1) Tous les objectifs ne se valent pas
En psychologie, de nombreux
résultats montrent qu’une forte intention est plus prédictive d’un passage à
l’acte qu’une intention faible (voir les travaux d’Azjen). Les corrélations
sont cependant faibles, les intentions ne rendent compte que de 20 à 30 % de la
variance des comportements. Au contraire,
le comportement passé est lui un bon prédicteur du comportement futur, ce qui
souligne bien que changer n’a rien de facile. Pour un psychologue il ne paraît
donc pas inutile de former de bonnes intentions, mais celui qui s’en contente pèche
par optimisme. Comme dans beaucoup de cas, il est nécessaire d’avoir un but,
mais on a plus de chances de l’atteindre avec un bon programme d’action. Les
recherches de Gollwitzer visent à identifier les éléments qui permettent
d’augmenter ces chances. Pour cela il a notamment demandé à ses étudiants
quelles étaient leurs « résolutions » de nouvelle année, et ce qu’ils
avaient fait pour les atteindre, avant d’évaluer s’ils avaient atteint leur(s)

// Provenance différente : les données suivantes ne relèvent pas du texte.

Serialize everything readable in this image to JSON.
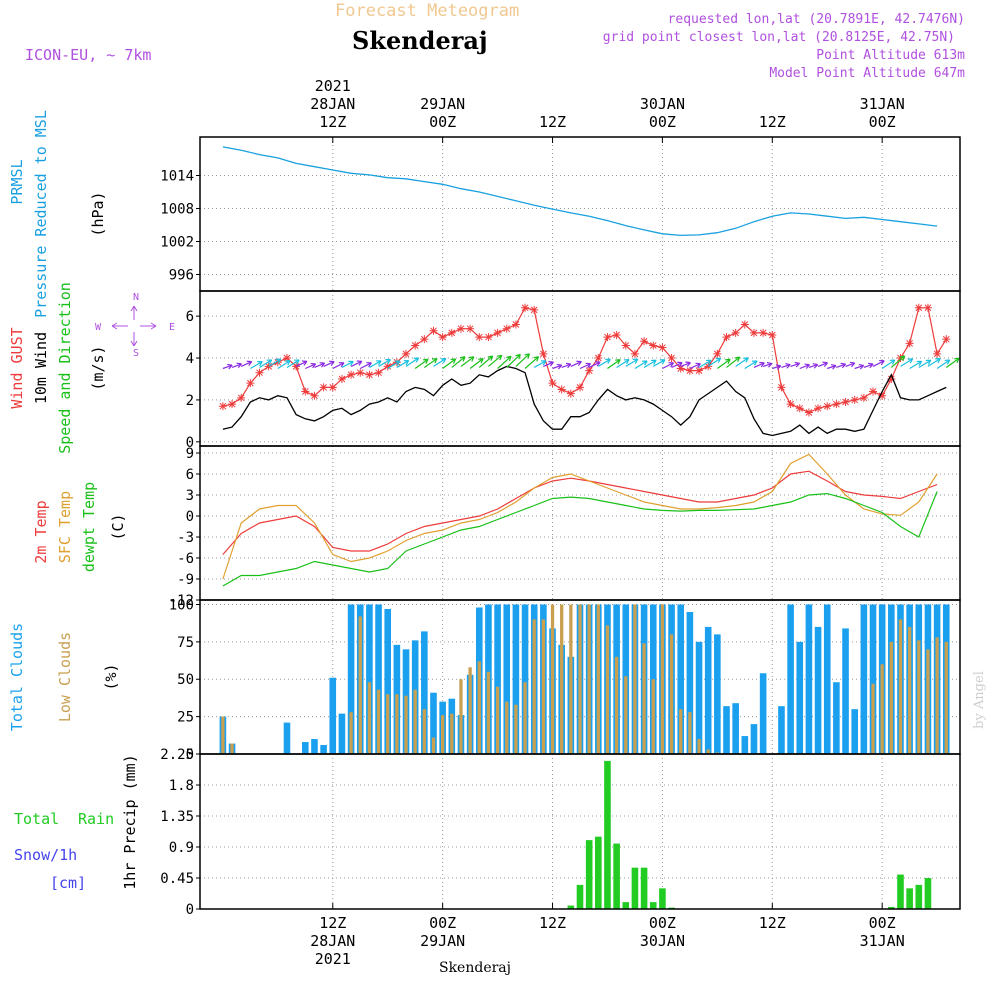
{
  "header": {
    "title": "Forecast Meteogram",
    "station": "Skenderaj",
    "model": "ICON-EU, ~ 7km",
    "requested": "requested lon,lat (20.7891E, 42.7476N)",
    "gridpoint": "grid point closest lon,lat (20.8125E, 42.75N)",
    "point_alt": "Point Altitude 613m",
    "model_alt": "Model Point Altitude 647m",
    "footer_station": "Skenderaj",
    "watermark": "by Angel"
  },
  "colors": {
    "pressure": "#19a0e0",
    "gust": "#ee3b3b",
    "wind": "#000000",
    "dir": "#19c019",
    "temp2m": "#ee3b3b",
    "sfc": "#e0a030",
    "dewpt": "#19c019",
    "total_clouds": "#1aa0ee",
    "low_clouds": "#c8a050",
    "rain": "#22cc22",
    "snow": "#4444ee",
    "purple": "#b050e0"
  },
  "time_axis": {
    "top_labels": [
      {
        "h": 12,
        "lines": [
          "2021",
          "28JAN",
          "12Z"
        ]
      },
      {
        "h": 24,
        "lines": [
          "29JAN",
          "00Z"
        ]
      },
      {
        "h": 36,
        "lines": [
          "12Z"
        ]
      },
      {
        "h": 48,
        "lines": [
          "30JAN",
          "00Z"
        ]
      },
      {
        "h": 60,
        "lines": [
          "12Z"
        ]
      },
      {
        "h": 72,
        "lines": [
          "31JAN",
          "00Z"
        ]
      }
    ],
    "bottom_labels": [
      {
        "h": 12,
        "lines": [
          "12Z",
          "28JAN",
          "2021"
        ]
      },
      {
        "h": 24,
        "lines": [
          "00Z",
          "29JAN"
        ]
      },
      {
        "h": 36,
        "lines": [
          "12Z"
        ]
      },
      {
        "h": 48,
        "lines": [
          "00Z",
          "30JAN"
        ]
      },
      {
        "h": 60,
        "lines": [
          "12Z"
        ]
      },
      {
        "h": 72,
        "lines": [
          "00Z",
          "31JAN"
        ]
      }
    ]
  },
  "chart_data": [
    {
      "type": "line",
      "name": "pressure",
      "ylabels": [
        "PRMSL",
        "Pressure Reduced to MSL"
      ],
      "unit": "(hPa)",
      "ylim": [
        993,
        1021
      ],
      "yticks": [
        1014,
        1008,
        1002,
        996
      ],
      "x": [
        0,
        2,
        4,
        6,
        8,
        10,
        12,
        14,
        16,
        18,
        20,
        22,
        24,
        26,
        28,
        30,
        32,
        34,
        36,
        38,
        40,
        42,
        44,
        46,
        48,
        50,
        52,
        54,
        56,
        58,
        60,
        62,
        64,
        66,
        68,
        70,
        72,
        74,
        76,
        78
      ],
      "values": [
        1019.2,
        1018.6,
        1017.8,
        1017.2,
        1016.2,
        1015.6,
        1015.0,
        1014.4,
        1014.1,
        1013.6,
        1013.4,
        1012.9,
        1012.4,
        1011.6,
        1011.0,
        1010.2,
        1009.4,
        1008.6,
        1007.9,
        1007.2,
        1006.6,
        1005.8,
        1004.9,
        1004.1,
        1003.4,
        1003.1,
        1003.2,
        1003.6,
        1004.4,
        1005.6,
        1006.6,
        1007.2,
        1007.0,
        1006.6,
        1006.2,
        1006.4,
        1006.0,
        1005.6,
        1005.2,
        1004.8
      ]
    },
    {
      "type": "line",
      "name": "wind",
      "ylabels": [
        "Wind GUST",
        "10m Wind",
        "Speed and Direction"
      ],
      "unit": "(m/s)",
      "ylim": [
        -0.2,
        7.2
      ],
      "yticks": [
        6,
        4,
        2,
        0
      ],
      "compass": {
        "n": "N",
        "s": "S",
        "w": "W",
        "e": "E"
      },
      "x": [
        0,
        1,
        2,
        3,
        4,
        5,
        6,
        7,
        8,
        9,
        10,
        11,
        12,
        13,
        14,
        15,
        16,
        17,
        18,
        19,
        20,
        21,
        22,
        23,
        24,
        25,
        26,
        27,
        28,
        29,
        30,
        31,
        32,
        33,
        34,
        35,
        36,
        37,
        38,
        39,
        40,
        41,
        42,
        43,
        44,
        45,
        46,
        47,
        48,
        49,
        50,
        51,
        52,
        53,
        54,
        55,
        56,
        57,
        58,
        59,
        60,
        61,
        62,
        63,
        64,
        65,
        66,
        67,
        68,
        69,
        70,
        71,
        72,
        73,
        74,
        75,
        76,
        77,
        78,
        79
      ],
      "gust": [
        1.7,
        1.8,
        2.1,
        2.8,
        3.3,
        3.6,
        3.8,
        4.0,
        3.6,
        2.4,
        2.2,
        2.6,
        2.6,
        3.0,
        3.2,
        3.3,
        3.2,
        3.3,
        3.6,
        3.8,
        4.2,
        4.6,
        4.9,
        5.3,
        5.0,
        5.2,
        5.4,
        5.4,
        5.0,
        5.0,
        5.2,
        5.4,
        5.6,
        6.4,
        6.3,
        4.2,
        2.8,
        2.5,
        2.3,
        2.6,
        3.4,
        4.0,
        5.0,
        5.1,
        4.6,
        4.2,
        4.8,
        4.6,
        4.5,
        4.0,
        3.5,
        3.4,
        3.4,
        3.6,
        4.2,
        5.0,
        5.2,
        5.6,
        5.2,
        5.2,
        5.1,
        2.6,
        1.8,
        1.6,
        1.4,
        1.6,
        1.7,
        1.8,
        1.9,
        2.0,
        2.1,
        2.4,
        2.2,
        3.0,
        4.0,
        4.7,
        6.4,
        6.4,
        4.2,
        4.9
      ],
      "wind": [
        0.6,
        0.7,
        1.2,
        1.9,
        2.1,
        2.0,
        2.2,
        2.1,
        1.3,
        1.1,
        1.0,
        1.2,
        1.5,
        1.6,
        1.3,
        1.5,
        1.8,
        1.9,
        2.1,
        1.9,
        2.4,
        2.6,
        2.5,
        2.2,
        2.7,
        3.0,
        2.7,
        2.8,
        3.2,
        3.1,
        3.4,
        3.6,
        3.5,
        3.3,
        1.8,
        1.0,
        0.6,
        0.6,
        1.2,
        1.2,
        1.4,
        2.0,
        2.5,
        2.2,
        2.0,
        2.1,
        2.0,
        1.8,
        1.5,
        1.2,
        0.8,
        1.2,
        2.0,
        2.3,
        2.6,
        2.9,
        2.4,
        2.1,
        1.1,
        0.4,
        0.3,
        0.4,
        0.5,
        0.8,
        0.4,
        0.7,
        0.4,
        0.6,
        0.6,
        0.5,
        0.6,
        1.5,
        2.4,
        3.2,
        2.1,
        2.0,
        2.0,
        2.2,
        2.4,
        2.6
      ]
    },
    {
      "type": "line",
      "name": "temperature",
      "ylabels": [
        "2m Temp",
        "SFC Temp",
        "dewpt Temp"
      ],
      "unit": "(C)",
      "ylim": [
        -12,
        10
      ],
      "yticks": [
        9,
        6,
        3,
        0,
        -3,
        -6,
        -9,
        -12
      ],
      "x": [
        0,
        2,
        4,
        6,
        8,
        10,
        12,
        14,
        16,
        18,
        20,
        22,
        24,
        26,
        28,
        30,
        32,
        34,
        36,
        38,
        40,
        42,
        44,
        46,
        48,
        50,
        52,
        54,
        56,
        58,
        60,
        62,
        64,
        66,
        68,
        70,
        72,
        74,
        76,
        78
      ],
      "temp2m": [
        -5.5,
        -2.5,
        -1.0,
        -0.5,
        0.0,
        -1.5,
        -4.5,
        -5.0,
        -5.0,
        -4.0,
        -2.5,
        -1.5,
        -1.0,
        -0.5,
        0.0,
        1.0,
        2.5,
        4.0,
        5.0,
        5.4,
        5.0,
        4.5,
        4.0,
        3.5,
        3.0,
        2.5,
        2.0,
        2.0,
        2.5,
        3.0,
        4.0,
        6.0,
        6.4,
        5.0,
        3.5,
        3.0,
        2.8,
        2.5,
        3.5,
        4.5
      ],
      "sfc": [
        -9.0,
        -1.0,
        1.0,
        1.5,
        1.5,
        -1.0,
        -5.5,
        -6.5,
        -6.0,
        -5.0,
        -3.5,
        -2.5,
        -2.0,
        -1.0,
        -0.5,
        0.5,
        2.0,
        4.0,
        5.5,
        6.0,
        5.0,
        4.0,
        3.0,
        2.0,
        1.5,
        1.0,
        1.0,
        1.2,
        1.5,
        2.0,
        3.5,
        7.5,
        8.8,
        6.0,
        3.0,
        1.0,
        0.3,
        0.1,
        2.0,
        6.0
      ],
      "dewpt": [
        -10.0,
        -8.5,
        -8.5,
        -8.0,
        -7.5,
        -6.5,
        -7.0,
        -7.5,
        -8.0,
        -7.5,
        -5.0,
        -4.0,
        -3.0,
        -2.0,
        -1.5,
        -0.5,
        0.5,
        1.5,
        2.5,
        2.7,
        2.5,
        2.0,
        1.5,
        1.0,
        0.8,
        0.7,
        0.8,
        0.8,
        0.9,
        1.0,
        1.5,
        2.0,
        3.0,
        3.2,
        2.5,
        1.5,
        0.5,
        -1.5,
        -3.0,
        3.5
      ]
    },
    {
      "type": "bar",
      "name": "clouds",
      "ylabels": [
        "Total Clouds",
        "Low Clouds"
      ],
      "unit": "(%)",
      "ylim": [
        0,
        103
      ],
      "yticks": [
        100,
        75,
        50,
        25,
        0
      ],
      "x": [
        0,
        1,
        2,
        3,
        4,
        5,
        6,
        7,
        8,
        9,
        10,
        11,
        12,
        13,
        14,
        15,
        16,
        17,
        18,
        19,
        20,
        21,
        22,
        23,
        24,
        25,
        26,
        27,
        28,
        29,
        30,
        31,
        32,
        33,
        34,
        35,
        36,
        37,
        38,
        39,
        40,
        41,
        42,
        43,
        44,
        45,
        46,
        47,
        48,
        49,
        50,
        51,
        52,
        53,
        54,
        55,
        56,
        57,
        58,
        59,
        60,
        61,
        62,
        63,
        64,
        65,
        66,
        67,
        68,
        69,
        70,
        71,
        72,
        73,
        74,
        75,
        76,
        77,
        78,
        79
      ],
      "total": [
        25,
        7,
        0,
        0,
        0,
        0,
        0,
        21,
        0,
        8,
        10,
        6,
        51,
        27,
        100,
        100,
        100,
        100,
        97,
        73,
        70,
        76,
        82,
        41,
        35,
        37,
        26,
        53,
        98,
        100,
        100,
        100,
        100,
        100,
        100,
        100,
        84,
        73,
        65,
        100,
        100,
        100,
        100,
        100,
        100,
        100,
        100,
        100,
        100,
        100,
        100,
        95,
        75,
        85,
        80,
        32,
        34,
        12,
        20,
        54,
        0,
        32,
        100,
        75,
        100,
        85,
        100,
        48,
        84,
        30,
        100,
        100,
        100,
        100,
        100,
        100,
        100,
        100,
        100,
        100
      ],
      "low": [
        25,
        7,
        0,
        0,
        0,
        0,
        0,
        0,
        0,
        0,
        0,
        0,
        0,
        0,
        28,
        92,
        48,
        43,
        40,
        40,
        39,
        43,
        30,
        11,
        26,
        27,
        50,
        58,
        62,
        55,
        45,
        35,
        33,
        48,
        90,
        90,
        100,
        100,
        100,
        100,
        100,
        100,
        86,
        65,
        52,
        100,
        74,
        50,
        100,
        80,
        30,
        28,
        10,
        3,
        1,
        0,
        0,
        0,
        0,
        0,
        0,
        0,
        0,
        0,
        0,
        0,
        0,
        0,
        0,
        0,
        0,
        47,
        60,
        75,
        90,
        85,
        76,
        70,
        78,
        75
      ]
    },
    {
      "type": "bar",
      "name": "precip",
      "ylabels": [
        "Total",
        "Rain",
        "Snow/1h",
        "[cm]"
      ],
      "ylabel": "1hr Precip (mm)",
      "ylim": [
        0,
        2.25
      ],
      "yticks": [
        2.25,
        1.8,
        1.35,
        0.9,
        0.45,
        0
      ],
      "x": [
        0,
        1,
        2,
        3,
        4,
        5,
        6,
        7,
        8,
        9,
        10,
        11,
        12,
        13,
        14,
        15,
        16,
        17,
        18,
        19,
        20,
        21,
        22,
        23,
        24,
        25,
        26,
        27,
        28,
        29,
        30,
        31,
        32,
        33,
        34,
        35,
        36,
        37,
        38,
        39,
        40,
        41,
        42,
        43,
        44,
        45,
        46,
        47,
        48,
        49,
        50,
        51,
        52,
        53,
        54,
        55,
        56,
        57,
        58,
        59,
        60,
        61,
        62,
        63,
        64,
        65,
        66,
        67,
        68,
        69,
        70,
        71,
        72,
        73,
        74,
        75,
        76,
        77,
        78,
        79
      ],
      "values": [
        0,
        0,
        0,
        0,
        0,
        0,
        0,
        0,
        0,
        0,
        0,
        0,
        0,
        0,
        0,
        0,
        0,
        0,
        0,
        0,
        0,
        0,
        0,
        0,
        0,
        0,
        0,
        0,
        0,
        0,
        0,
        0,
        0,
        0,
        0,
        0,
        0,
        0,
        0.05,
        0.35,
        1.0,
        1.05,
        2.15,
        0.95,
        0.1,
        0.6,
        0.6,
        0.1,
        0.3,
        0.02,
        0,
        0,
        0,
        0,
        0,
        0,
        0,
        0,
        0,
        0,
        0,
        0,
        0,
        0,
        0,
        0,
        0,
        0,
        0,
        0,
        0,
        0,
        0,
        0.03,
        0.5,
        0.3,
        0.35,
        0.45,
        0,
        0
      ]
    }
  ]
}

but(s). On peut tirer de ces recherches les bases d’une sorte de guide de
comment s’y prendre pour atteindre ses buts, que je vais vous résumer
ci-dessous. D’abord quelques conditions bien connues qui augmentent les chances
que vos résolutions soient suivies d’effet :
- Choisissez un but spécifique plutôt qu’un but vague ou général. Commencez par un problème, et un seul, le but doit être suffisamment explicite et clair pour être simple à énoncer, idéalement, vous devez pouvoir l’écrire en quelques mots. L’effet semble surtout provenir du meilleur feedback et de la meilleure capacité d’auto-évaluation que fournit un but précis.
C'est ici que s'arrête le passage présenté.